LE prince Assad prit de l’argent dans la bourse dont Amgiad était chargé, et continua son chemin jusqu’à la ville. Il ne fut pas un peu avancé dans la première rue, qu’il joignit un vieillard vénérable, bien mis, et qui avait une canne à la main. Comme il ne douta pas que ce ne fût un homme de distinction, et qui ne voudrait pas le tromper, il l’aborda. « Seigneur, lui dit-il, je vous supplie de m’enseigner le chemin de la place publique. »
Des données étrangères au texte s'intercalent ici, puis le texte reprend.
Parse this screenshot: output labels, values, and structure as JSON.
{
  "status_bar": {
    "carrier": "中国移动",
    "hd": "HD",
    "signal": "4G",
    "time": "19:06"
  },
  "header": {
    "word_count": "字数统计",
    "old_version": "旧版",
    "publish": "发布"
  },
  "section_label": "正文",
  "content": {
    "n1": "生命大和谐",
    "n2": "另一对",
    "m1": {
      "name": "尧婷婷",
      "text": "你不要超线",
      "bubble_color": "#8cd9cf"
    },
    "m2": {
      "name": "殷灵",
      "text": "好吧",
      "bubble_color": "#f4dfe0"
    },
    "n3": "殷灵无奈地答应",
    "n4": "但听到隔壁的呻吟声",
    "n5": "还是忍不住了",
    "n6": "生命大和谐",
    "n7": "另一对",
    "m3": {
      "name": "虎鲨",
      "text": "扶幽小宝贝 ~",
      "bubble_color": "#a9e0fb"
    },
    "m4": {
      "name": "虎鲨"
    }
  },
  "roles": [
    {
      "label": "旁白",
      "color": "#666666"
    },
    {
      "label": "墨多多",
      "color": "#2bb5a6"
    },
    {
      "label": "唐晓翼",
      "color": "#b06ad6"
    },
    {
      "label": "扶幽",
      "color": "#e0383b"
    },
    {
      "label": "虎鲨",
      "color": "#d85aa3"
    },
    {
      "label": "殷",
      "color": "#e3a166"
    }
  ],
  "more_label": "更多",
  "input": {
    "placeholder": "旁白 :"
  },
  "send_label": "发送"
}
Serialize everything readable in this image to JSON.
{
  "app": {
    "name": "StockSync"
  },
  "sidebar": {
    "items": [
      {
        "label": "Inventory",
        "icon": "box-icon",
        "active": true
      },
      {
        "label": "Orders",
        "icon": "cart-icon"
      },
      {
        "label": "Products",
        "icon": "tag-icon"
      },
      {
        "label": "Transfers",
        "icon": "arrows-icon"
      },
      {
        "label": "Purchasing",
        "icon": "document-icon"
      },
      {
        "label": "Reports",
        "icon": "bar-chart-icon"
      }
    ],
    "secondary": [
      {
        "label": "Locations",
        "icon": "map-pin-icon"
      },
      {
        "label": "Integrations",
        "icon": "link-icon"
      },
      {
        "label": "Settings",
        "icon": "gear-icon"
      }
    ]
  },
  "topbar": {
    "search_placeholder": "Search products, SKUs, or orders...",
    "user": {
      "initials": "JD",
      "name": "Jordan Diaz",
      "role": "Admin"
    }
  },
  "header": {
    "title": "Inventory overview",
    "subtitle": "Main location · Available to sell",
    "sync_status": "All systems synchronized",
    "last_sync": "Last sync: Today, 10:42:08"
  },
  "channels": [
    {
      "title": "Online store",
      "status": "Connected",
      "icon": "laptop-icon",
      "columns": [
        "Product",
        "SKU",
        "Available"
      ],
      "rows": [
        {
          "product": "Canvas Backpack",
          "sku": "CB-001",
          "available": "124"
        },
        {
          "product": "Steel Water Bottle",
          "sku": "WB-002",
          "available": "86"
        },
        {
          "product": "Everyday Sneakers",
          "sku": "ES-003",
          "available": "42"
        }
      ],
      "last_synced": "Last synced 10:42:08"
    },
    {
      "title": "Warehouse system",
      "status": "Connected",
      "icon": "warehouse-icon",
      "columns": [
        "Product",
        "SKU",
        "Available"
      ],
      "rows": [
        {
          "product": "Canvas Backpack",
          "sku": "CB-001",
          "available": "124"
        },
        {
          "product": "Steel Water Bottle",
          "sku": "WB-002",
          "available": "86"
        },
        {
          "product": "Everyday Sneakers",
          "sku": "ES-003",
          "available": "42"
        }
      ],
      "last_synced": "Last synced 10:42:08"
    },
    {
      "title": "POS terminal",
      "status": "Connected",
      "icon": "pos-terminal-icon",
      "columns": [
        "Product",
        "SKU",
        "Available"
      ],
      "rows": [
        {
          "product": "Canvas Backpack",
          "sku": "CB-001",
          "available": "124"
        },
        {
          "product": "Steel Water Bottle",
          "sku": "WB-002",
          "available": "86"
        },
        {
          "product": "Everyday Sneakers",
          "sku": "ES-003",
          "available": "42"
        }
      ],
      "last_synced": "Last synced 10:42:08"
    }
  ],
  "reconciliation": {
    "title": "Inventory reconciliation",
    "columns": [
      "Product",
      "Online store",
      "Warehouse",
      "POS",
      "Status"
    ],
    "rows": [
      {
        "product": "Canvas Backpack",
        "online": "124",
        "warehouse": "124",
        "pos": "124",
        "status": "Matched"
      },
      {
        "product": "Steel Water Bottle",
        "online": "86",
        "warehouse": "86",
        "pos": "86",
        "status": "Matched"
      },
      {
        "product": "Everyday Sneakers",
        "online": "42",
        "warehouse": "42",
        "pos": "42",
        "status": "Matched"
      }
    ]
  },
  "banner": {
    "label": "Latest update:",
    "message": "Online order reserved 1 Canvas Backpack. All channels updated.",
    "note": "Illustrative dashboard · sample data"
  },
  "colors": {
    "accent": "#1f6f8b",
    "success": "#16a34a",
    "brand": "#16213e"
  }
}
Le vieillard regarda le prince en souriant : « Mon fils, lui dit-il, apparemment que vous êtes étranger ? Vous ne me feriez pas cette demande si cela n’était. » « Oui, Seigneur, je suis étranger, reprit Assad. » « Soyez le bien venu, repartit le vieillard : notre pays est bien honoré de ce qu’un jeune homme bien fait comme vous a pris la peine de le venir voir. Dites-moi, quelle affaire avez-vous à la place publique ? »
« Seigneur, répliqua Assad, il y a près de deux mois qu’un frère que j’ai, et moi, nous sommes partis d’un pays fort éloigné d’ici. Depuis ce temps-là nous n’avons pas discontinué de marcher, et nous ne faisons que d’arriver aujourd’hui. Mon frère, fatigué d’un si long voyage, est demeuré au pied de la montagne, et je viens chercher des vivres pour lui et pour moi. »
« Mon fils, repartit encore le vieillard, vous êtes venu le plus à propos du monde, et je m’en réjouis pour l’amour de vous et de votre frère. J’ai fait aujourd’hui un grand régal à plusieurs de mes amis, dont il est resté une quantité de mets où personne n’a touché. Venez avec moi, je vous en donnerai bien à manger ; et quand vous aurez fait, je vous en donnerai encore pour vous et pour votre frère de quoi vivre plusieurs jours. Ne prenez donc pas la peine d’aller dépenser votre argent à la place, les voyageurs n’en ont jamais trop. Avec cela, pendant que vous mangerez, je vous informerai des particularités de notre ville mieux que personne. Une personne comme moi, qui a passé par toutes les charges les plus honorables avec distinction, ne doit pas les ignorer. Vous devez bien vous réjouir aussi de ce que vous vous êtes adressé à moi plutôt qu’à un autre ; car je vous dirai en passant que tous nos citoyens ne sont pas faits comme moi : il y en a, je vous assure, de bien méchants. Venez donc, je veux vous faire connaître la différence qu’il y a entre un honnête homme, comme je le suis, et bien des gens qui se vantent de l’être et ne le sont pas. »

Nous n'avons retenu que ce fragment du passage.